Dear people, please do understand that if your think that the girl is not perfect then do also understand that your boy too has some faults. Give them a space that they can have a positive influence on each other rather than providing unwanted deliberate information's and suggestions.
Sometimes, it so happened that he would see her in pain but still would second his family to remain in the good books. There was a time when he was a brain-washed husband, with no regards for one person called wife. The biggest fault was the boy's addiction history which the new bride had caught and was unaware of previously.  Since, the groom was the youngest one in the family so the elders thought that he needs there constant advice and guidance to run his marriage. 
Dear people reading this, please do understand that your inputs and intrusion every time will not be a primary guidance in your child's (whether a boy or girl) life after marriage, you need to understand your place in any kind of a relationship, however, give better suggestions and motivations only when required, so that they can both prosper together. Once your son is married you cannot say that he is still a kid and immature. It is his time to head his own family.
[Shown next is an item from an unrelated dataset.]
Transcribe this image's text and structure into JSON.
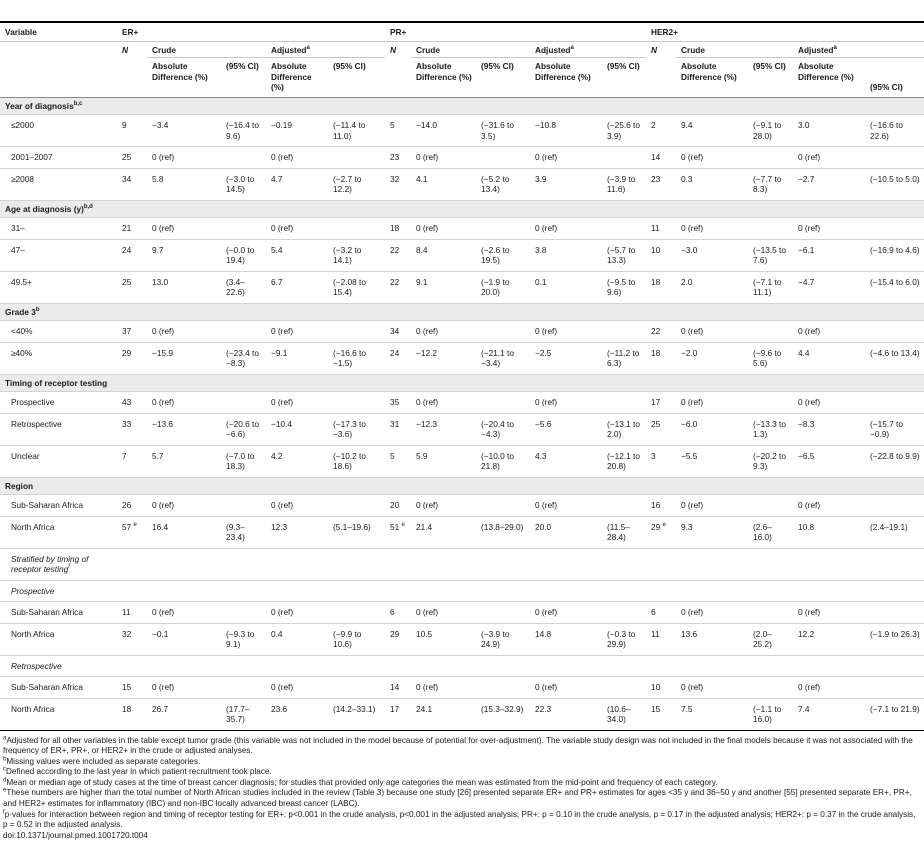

She assumed that neither she is a perfectionist nor she expected the other side to be. The worst part came when she got to see her in-laws talking against her repeatedly (thanks to chat apps and conference calls). She always tried to take things in positive way and understand the scenario. Time is the best healer to adjust. With her, they must be carrying a lot of expectations but it was not right to scrutinize her or talk against every time. May be God sent her a signal to caution her about the ongoing talks. She could catch all the baseless and biased talks against her. And that made her angry and she started opposing to whatever they said even the smallest basic desires. It was probably fine but somewhere, the relation was on a verge of dying, they were just unsympathetic and apathetic towards each other. Her dreams, wishes, happiness started shattering and fading away. She had to face a lot of interference from everyone. She was sickened with the people who had developed a sense of zero responsibilities and no interactions towards the new member.  She often felt that every action she made was interpreted in the worst wrong way and was a new weapon used against her as an insolent remark. She was like a dead person inside and alive outside.
When the girl’s elder brother got married she was advised by her parents to create a positive environment for the new bride so that she can comfortably adjust and be a part of her new family.  But the same was not in her case. 
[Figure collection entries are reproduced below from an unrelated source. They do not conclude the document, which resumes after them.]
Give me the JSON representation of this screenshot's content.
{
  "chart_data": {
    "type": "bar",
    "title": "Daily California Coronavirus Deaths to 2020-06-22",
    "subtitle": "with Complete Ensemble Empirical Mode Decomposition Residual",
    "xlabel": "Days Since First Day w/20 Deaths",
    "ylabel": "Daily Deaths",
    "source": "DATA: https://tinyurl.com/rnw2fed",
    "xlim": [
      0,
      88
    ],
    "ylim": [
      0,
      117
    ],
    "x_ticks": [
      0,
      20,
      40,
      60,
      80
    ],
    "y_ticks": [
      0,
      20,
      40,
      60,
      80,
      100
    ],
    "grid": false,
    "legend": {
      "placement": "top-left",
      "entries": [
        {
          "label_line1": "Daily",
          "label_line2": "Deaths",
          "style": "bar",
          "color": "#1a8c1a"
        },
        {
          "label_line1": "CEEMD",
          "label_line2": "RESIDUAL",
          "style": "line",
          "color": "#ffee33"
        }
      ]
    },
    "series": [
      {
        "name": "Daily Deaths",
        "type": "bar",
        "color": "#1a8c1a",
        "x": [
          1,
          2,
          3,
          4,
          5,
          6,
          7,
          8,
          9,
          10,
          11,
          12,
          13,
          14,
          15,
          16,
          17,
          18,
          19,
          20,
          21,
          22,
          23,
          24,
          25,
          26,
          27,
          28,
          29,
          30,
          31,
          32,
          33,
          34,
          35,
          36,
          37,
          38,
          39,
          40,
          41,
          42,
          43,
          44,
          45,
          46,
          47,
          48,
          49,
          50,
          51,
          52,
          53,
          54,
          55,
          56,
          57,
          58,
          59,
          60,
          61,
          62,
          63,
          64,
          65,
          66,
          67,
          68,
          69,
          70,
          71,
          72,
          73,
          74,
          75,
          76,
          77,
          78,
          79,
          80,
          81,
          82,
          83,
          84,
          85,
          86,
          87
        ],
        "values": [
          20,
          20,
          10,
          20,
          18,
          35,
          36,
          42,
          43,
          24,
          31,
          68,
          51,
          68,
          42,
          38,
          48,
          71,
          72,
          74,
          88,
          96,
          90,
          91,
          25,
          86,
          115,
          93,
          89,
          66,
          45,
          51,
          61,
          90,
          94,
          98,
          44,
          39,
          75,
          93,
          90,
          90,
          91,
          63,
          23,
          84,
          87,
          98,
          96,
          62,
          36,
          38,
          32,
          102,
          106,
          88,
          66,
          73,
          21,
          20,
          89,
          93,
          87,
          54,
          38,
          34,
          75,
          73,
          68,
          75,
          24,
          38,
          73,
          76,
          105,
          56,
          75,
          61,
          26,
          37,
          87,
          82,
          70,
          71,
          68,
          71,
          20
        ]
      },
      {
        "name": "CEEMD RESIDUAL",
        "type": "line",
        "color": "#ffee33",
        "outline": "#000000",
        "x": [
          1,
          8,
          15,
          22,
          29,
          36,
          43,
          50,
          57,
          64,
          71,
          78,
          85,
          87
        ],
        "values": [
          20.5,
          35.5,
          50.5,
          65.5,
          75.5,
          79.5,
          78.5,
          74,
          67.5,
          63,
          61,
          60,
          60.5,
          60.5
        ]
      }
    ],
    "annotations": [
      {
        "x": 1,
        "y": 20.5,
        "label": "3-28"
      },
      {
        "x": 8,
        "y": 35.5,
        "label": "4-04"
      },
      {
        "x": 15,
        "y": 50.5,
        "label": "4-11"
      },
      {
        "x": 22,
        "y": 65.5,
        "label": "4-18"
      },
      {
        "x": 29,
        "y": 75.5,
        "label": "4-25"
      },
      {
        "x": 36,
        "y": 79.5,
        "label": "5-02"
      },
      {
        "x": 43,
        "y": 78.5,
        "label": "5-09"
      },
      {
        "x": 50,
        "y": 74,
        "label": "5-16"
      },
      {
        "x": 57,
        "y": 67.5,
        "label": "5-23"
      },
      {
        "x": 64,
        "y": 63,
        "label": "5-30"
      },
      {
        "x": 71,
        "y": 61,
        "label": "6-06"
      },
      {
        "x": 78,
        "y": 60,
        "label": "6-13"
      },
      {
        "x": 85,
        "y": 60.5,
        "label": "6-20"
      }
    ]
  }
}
However, she was not a lady to break down easily. She was not a girl to sit and cry. She knew her stand and her voice. She was hopeful and gathered even more positivity, strength and mindfulness within her. Time, so came that there was absolute no interaction with the in-laws or husband. This time she took it in a positive way that sometimes it’s better to maintain distance, keep quiet and stay in peace rather than talk nonsense and have unpleasant face-offs in a way to clear misunderstandings. Sometimes, it is fine to be silent rather than talk about a matter because as time passes, the weight of the issue will also drop and you will find other things to focus on. She was more determined to follow her dreams and keep her stressful married life aside. She started talking on positive points rather than having pros-cons, right-wrong and time wasting debates.
Amidst imperfections she was not ready to give up because somewhere she believed on herself and the word "rise". Patience, time, will power and positivity could only bring goodness and she lived happily ever after for her own peace. 
This blog is written in general and does not resembles to any person in particular at any time. The author disclaims any liability or connection with the article.